Immer mehr Bürger fragen sich – abseits der Korruptions- und Parteifinanzgeschichten – was eigentlich der Staat und die Politik macht, um ihnen das Leben zu erleichtern. Mit üppigen Geldverteil-Aktionen wird versucht, die Inflation nicht gleich durchschlagen zu lassen. Ein Pflaster auf eine klaffende Wunde, das wissen die meisten Bewohner des Landes, die sich vor der Zukunft fürchten.

Bekommen sie Antworten? Nein, ist zu konstatieren. Die eher sperrigen Finanzausgleichsverhandlungen, die 2023 anstehen, lassen befürchten, dass es hier wieder nur eine Verteilung an die Bundesländer geben wird, ohne strukturell in der Aufgabenverteilung etwas zu verändern. Dabei wäre das bei Bildung, Gesundheit, Soziales dringend notwendig. Alle sind dafür, dass Frauen aus der Teilzeit-Falle kommen und es ausreichend Kindergärten gibt. Alle wollen, dass bereits der Kindergarten beginnt, soziale Unterschiede von Talent zu lösen. Gibt es ausreichend Fachkräfte in Kindergärten und gibt es diese Kindergärten? Nein.

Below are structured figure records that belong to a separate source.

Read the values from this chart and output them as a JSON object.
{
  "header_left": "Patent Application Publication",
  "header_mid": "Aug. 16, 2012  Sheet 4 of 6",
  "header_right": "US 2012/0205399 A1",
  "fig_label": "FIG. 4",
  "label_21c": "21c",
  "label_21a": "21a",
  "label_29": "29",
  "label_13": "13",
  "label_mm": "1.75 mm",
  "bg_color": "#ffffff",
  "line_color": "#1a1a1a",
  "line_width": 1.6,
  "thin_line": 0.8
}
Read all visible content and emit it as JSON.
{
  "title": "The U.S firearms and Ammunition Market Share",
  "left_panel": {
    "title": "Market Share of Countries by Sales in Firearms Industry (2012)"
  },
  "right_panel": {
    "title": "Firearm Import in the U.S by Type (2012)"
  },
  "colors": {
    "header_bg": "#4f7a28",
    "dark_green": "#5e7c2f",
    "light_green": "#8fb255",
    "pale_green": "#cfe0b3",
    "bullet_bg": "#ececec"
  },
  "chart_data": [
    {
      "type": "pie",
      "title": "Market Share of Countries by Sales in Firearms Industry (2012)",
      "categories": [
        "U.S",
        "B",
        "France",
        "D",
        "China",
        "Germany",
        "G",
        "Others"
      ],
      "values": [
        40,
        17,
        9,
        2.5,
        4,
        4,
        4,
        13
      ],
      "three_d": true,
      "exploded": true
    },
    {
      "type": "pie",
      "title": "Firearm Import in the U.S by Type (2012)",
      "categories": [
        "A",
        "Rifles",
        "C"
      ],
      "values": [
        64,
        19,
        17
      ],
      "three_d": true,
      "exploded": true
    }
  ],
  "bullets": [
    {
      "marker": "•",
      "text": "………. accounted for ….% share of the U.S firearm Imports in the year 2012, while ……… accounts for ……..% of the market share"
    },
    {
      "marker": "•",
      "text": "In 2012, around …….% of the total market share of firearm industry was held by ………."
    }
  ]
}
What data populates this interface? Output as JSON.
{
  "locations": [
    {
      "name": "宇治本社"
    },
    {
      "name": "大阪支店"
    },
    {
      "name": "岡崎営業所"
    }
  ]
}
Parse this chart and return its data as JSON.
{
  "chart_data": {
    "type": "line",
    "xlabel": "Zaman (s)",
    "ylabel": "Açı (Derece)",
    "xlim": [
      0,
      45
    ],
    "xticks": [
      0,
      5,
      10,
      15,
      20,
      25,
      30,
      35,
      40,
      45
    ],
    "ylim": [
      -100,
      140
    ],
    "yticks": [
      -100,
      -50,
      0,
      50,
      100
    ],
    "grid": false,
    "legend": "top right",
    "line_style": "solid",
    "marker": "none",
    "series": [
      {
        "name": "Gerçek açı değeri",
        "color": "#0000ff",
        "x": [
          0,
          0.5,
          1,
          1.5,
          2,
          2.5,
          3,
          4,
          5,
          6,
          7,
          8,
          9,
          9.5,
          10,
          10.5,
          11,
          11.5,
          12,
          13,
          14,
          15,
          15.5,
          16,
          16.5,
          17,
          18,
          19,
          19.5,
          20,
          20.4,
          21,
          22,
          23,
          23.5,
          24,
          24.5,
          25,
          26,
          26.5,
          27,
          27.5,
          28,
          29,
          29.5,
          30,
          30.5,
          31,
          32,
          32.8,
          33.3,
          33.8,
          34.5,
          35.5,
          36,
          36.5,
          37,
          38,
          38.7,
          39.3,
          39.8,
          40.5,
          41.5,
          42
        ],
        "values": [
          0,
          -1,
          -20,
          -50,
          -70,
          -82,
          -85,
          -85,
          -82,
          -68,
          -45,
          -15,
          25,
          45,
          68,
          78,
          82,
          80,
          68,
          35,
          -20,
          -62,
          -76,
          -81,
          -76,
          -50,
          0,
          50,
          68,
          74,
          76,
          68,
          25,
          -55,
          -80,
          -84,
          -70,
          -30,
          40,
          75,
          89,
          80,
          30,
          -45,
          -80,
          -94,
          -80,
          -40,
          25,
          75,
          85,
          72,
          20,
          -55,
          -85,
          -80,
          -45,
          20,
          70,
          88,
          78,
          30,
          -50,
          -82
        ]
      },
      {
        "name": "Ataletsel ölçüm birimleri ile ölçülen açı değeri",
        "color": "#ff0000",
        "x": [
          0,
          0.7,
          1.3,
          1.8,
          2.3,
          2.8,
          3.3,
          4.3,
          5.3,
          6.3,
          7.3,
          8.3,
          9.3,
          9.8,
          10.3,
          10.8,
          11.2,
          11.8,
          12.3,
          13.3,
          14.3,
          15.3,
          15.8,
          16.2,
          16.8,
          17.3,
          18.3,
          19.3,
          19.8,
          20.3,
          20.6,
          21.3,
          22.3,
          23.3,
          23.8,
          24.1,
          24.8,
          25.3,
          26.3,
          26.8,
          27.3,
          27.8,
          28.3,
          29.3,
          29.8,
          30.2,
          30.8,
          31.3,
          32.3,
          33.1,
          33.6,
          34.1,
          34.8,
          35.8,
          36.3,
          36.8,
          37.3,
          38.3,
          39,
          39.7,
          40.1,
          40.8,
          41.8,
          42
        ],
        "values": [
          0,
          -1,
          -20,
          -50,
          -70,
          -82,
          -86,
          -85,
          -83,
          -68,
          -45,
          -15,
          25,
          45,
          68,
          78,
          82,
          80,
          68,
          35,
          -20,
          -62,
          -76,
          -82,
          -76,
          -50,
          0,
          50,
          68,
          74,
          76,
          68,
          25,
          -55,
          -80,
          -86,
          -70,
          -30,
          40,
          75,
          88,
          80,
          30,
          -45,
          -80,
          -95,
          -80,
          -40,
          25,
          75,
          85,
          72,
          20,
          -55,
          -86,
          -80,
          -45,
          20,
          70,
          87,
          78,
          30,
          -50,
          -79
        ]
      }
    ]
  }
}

In diese Gemengelage fallen die nunmehrigen Gehaltserhöhungen für jene Politiker, die all diese Missstände beseitigen sollten. Wenn ein Landtagsabgeordneter aus dem Steuertopf im Jahr 110.000 Euro erhält, dann ist das kein Dankeschön einer Partei an einen verdienten Funktionär. Um dieses Geld kann jeder Bürger erwarten, dass er beiträgt, das Land voranzubringen. Und dabei geht es nicht darum, einen Politiker anzurufen, um einen Pflegeplatz für nahe Verwandte zu erhalten, sondern um die Schaffung eines Systems, das solche Plätze zur Verfügung stellt.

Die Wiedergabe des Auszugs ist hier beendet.